Mr Dar said the committee will work until April 19 to determine costs and provide feedback on the sugar mills’ claims — that they were not responsible for the price hike of the commodity.

He also added that they needed to work on a system so that the “common man can have cheaper sugar … but for that, we would need a distribution channel, and an implementation mechanism is necessary”.

On the Federal Board of Revenue (FBR)’s sales tax on sugar, he said it would be charged at Rs154 to 155 — with the price cap at Rs159.

He said that the government will work to gather intelligence reports, along with the CCP, which will also collect data.

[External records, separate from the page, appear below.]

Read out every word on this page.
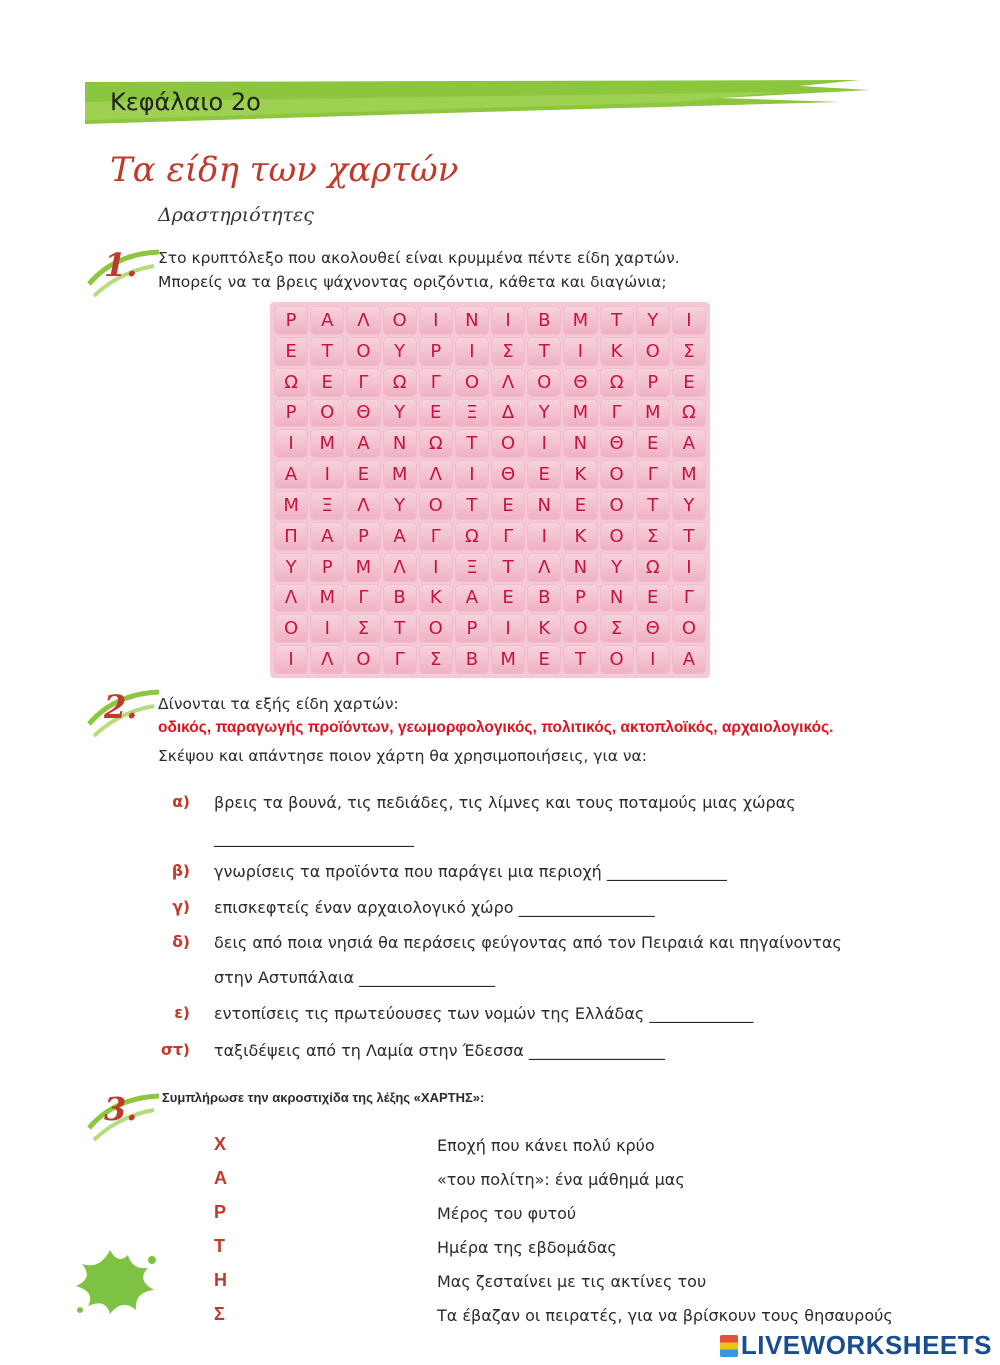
Κεφάλαιο 2ο
Τα είδη των χαρτών
Δραστηριότητες
1. Στο κρυπτόλεξο που ακολουθεί είναι κρυμμένα πέντε είδη χαρτών.
Μπορείς να τα βρεις ψάχνοντας οριζόντια, κάθετα και διαγώνια;
Ρ	Α	Λ	Ο	Ι	Ν	Ι	Β	Μ	Τ	Υ	Ι
Ε	Τ	Ο	Υ	Ρ	Ι	Σ	Τ	Ι	Κ	Ο	Σ
Ω	Ε	Γ	Ω	Γ	Ο	Λ	Ο	Θ	Ω	Ρ	Ε
Ρ	Ο	Θ	Υ	Ε	Ξ	Δ	Υ	Μ	Γ	Μ	Ω
Ι	Μ	Α	Ν	Ω	Τ	Ο	Ι	Ν	Θ	Ε	Α
Α	Ι	Ε	Μ	Λ	Ι	Θ	Ε	Κ	Ο	Γ	Μ
Μ	Ξ	Λ	Υ	Ο	Τ	Ε	Ν	Ε	Ο	Τ	Υ
Π	Α	Ρ	Α	Γ	Ω	Γ	Ι	Κ	Ο	Σ	Τ
Υ	Ρ	Μ	Λ	Ι	Ξ	Τ	Λ	Ν	Υ	Ω	Ι
Λ	Μ	Γ	Β	Κ	Α	Ε	Β	Ρ	Ν	Ε	Γ
Ο	Ι	Σ	Τ	Ο	Ρ	Ι	Κ	Ο	Σ	Θ	Ο
Ι	Λ	Ο	Γ	Σ	Β	Μ	Ε	Τ	Ο	Ι	Α
2. Δίνονται τα εξής είδη χαρτών:
οδικός, παραγωγής προϊόντων, γεωμορφολογικός, πολιτικός, ακτοπλοϊκός, αρχαιολογικός.
Σκέψου και απάντησε ποιον χάρτη θα χρησιμοποιήσεις, για να:
α) βρεις τα βουνά, τις πεδιάδες, τις λίμνες και τους ποταμούς μιας χώρας
_________________________
β) γνωρίσεις τα προϊόντα που παράγει μια περιοχή _______________
γ) επισκεφτείς έναν αρχαιολογικό χώρο _________________
δ) δεις από ποια νησιά θα περάσεις φεύγοντας από τον Πειραιά και πηγαίνοντας
στην Αστυπάλαια _________________
ε) εντοπίσεις τις πρωτεύουσες των νομών της Ελλάδας _____________
στ) ταξιδέψεις από τη Λαμία στην Έδεσσα _________________
3. Συμπλήρωσε την ακροστιχίδα της λέξης «ΧΑΡΤΗΣ»:
Χ	Εποχή που κάνει πολύ κρύο
Α	«του πολίτη»: ένα μάθημά μας
Ρ	Μέρος του φυτού
Τ	Ημέρα της εβδομάδας
Η	Μας ζεσταίνει με τις ακτίνες του
Σ	Τα έβαζαν οι πειρατές, για να βρίσκουν τους θησαυρούς
LIVEWORKSHEETS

Given this alleged massive siphoning from the consumers, the CCP had stated that it was closely monitoring the ongoing sugar crisis and warned that strict enforcement and policy actions would be taken if any anti-competitive activities were found.

The CCP has been working to curb cartelisation in the sugar industry, promoting fair competition and protecting consumers.

“We need to ensure a two-tier system, and if the government is satisfied that we can implement it, the advantage will be that the common man can get sugar at a lower price,” Mr Dar said.

The CCP inquiry launched in 2020 revealed that sugar mills were prima facie engaged in price-fixing and controlling supply through coordinated actions facilitated by the Pakistan Sugar Mills Association (PSMA).